Todos concordam que os actores são mal pagos em Portugal. “Os ordenados são na sua maioria muito baixos se tivermos em conta que é preciso pagar à Segurança
Social e que são trabalhos temporários (dois ou três meses). Não dá para fazer poupanças ou precaver o período sem trabalho que se segue quando acabas uma produção”, diz Ana. Todos os meses, um trabalhador independente tem que pagar o valor fixo de 159 euros à Segurança Social. João, que defende pagamentos consoante o que se ganha, é peremptório: “Se quero comer, não posso pagar”.
Legislação específica e educação para
a arte
Quando se lhes pergunta o que urge mudar no panorama
teatral em Portugal, é unânime a necessidade de um estatuto específico para os trabalhadores cujo trabalho tem uma natureza intermitente. É para isto que trabalha a Plataforma dos Intermitentes
do Espectáculo e do Audiovisual, uma organização
que luta pela criação de uma legislação específica para estes trabalhadores.
A necessidade de uma educação
para a arte é também coisa que lhes parece premente.

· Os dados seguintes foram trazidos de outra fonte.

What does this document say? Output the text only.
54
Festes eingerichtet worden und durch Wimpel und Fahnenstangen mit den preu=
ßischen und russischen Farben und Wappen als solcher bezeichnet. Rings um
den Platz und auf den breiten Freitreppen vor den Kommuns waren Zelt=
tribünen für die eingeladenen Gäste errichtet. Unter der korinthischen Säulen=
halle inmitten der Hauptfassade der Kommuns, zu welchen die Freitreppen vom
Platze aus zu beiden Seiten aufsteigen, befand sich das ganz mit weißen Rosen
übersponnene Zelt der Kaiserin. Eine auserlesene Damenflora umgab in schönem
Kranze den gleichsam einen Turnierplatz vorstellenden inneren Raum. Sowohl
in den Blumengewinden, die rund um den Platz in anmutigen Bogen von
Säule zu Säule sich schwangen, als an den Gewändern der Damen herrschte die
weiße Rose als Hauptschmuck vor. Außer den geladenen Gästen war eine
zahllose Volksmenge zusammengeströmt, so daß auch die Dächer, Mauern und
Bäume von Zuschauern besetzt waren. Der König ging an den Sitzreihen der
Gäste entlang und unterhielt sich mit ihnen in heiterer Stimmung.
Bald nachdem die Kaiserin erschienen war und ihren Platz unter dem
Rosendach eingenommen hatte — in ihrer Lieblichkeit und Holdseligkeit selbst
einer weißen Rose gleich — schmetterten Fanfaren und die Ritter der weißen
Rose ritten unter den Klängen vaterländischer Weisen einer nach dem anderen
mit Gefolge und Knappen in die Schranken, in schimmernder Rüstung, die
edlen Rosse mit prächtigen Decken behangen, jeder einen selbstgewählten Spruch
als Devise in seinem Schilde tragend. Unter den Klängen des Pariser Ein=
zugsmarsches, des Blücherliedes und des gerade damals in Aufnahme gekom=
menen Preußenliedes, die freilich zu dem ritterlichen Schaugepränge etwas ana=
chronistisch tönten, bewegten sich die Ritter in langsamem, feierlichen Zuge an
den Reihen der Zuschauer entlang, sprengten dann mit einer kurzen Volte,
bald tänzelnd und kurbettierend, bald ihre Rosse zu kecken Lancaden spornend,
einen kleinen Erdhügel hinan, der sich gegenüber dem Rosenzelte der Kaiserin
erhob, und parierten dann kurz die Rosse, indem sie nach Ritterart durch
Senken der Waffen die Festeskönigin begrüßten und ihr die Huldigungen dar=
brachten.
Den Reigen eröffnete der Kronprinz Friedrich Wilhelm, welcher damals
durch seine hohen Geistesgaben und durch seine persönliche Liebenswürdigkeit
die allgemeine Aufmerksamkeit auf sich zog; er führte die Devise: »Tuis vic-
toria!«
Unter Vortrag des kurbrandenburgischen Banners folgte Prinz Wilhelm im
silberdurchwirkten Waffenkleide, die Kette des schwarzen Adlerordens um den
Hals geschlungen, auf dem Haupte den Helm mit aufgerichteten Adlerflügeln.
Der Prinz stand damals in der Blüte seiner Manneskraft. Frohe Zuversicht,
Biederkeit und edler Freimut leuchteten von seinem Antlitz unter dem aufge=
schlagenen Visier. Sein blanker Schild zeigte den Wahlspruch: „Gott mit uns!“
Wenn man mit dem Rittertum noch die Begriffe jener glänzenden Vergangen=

“O que mais temos em Portugal são estruturas a fazer trabalhos medíocres porque o público não exige mais”, afirma Ana. “Há muito para fazer no sentido da captação de públicos e isto é um problema
nacional”. É necessário criar hábitos e fazer o público entender a importância da arte e da cultura no geral. “É nas escolas que o trabalho tem de ser feito”.
Há um desconhecimento enorme relativamente ao trabalho
dos actores, sobretudo os não-mediáticos, que, por isso mesmo, muitas vezes não são reconhecidos enquanto tal pelo grande público. Depois de revelarem que são actores, não é raro haver pessoas que lhes perguntam qual é, afinal, a sua profissão “a sério”.
“Como o resultado final é uma hora de conversa num palco, as pessoas pressupõem
que isso não leva muito tempo. E o que é certo é que para fazer aquela hora de espectáculo foram precisas
muitas horas e muito trabalho”.
O desconhecimento das pessoas face aos trabalhadores
da arte é grande mas “o assustador” é este desconhecimento “estender-se aos lugares do poder”, o que leva a uma “falta de consideração
muito grande”, diz Ana, influenciando decisões “dos executivos camarários e até mesmo do Estado”.
Ana, Rui e João são três actores habituados a percorrer
os palcos do país mas “ninguém os conhece”. Neste sentido a invisibilidade é amiga já que a vida corre na tranquilidade do anonimato. Mas há um outro lado. A total desregulamentação do sector e ausência de direitos no emprego.
Coisas que urge mudar num Portugal ainda tão pouco habituado à convivência com as artes e em que parece que, segundo palavras de Rui M. Silva, “os únicos curiosos pelo que se faz somos nós [os artistas] porque o fazemos”.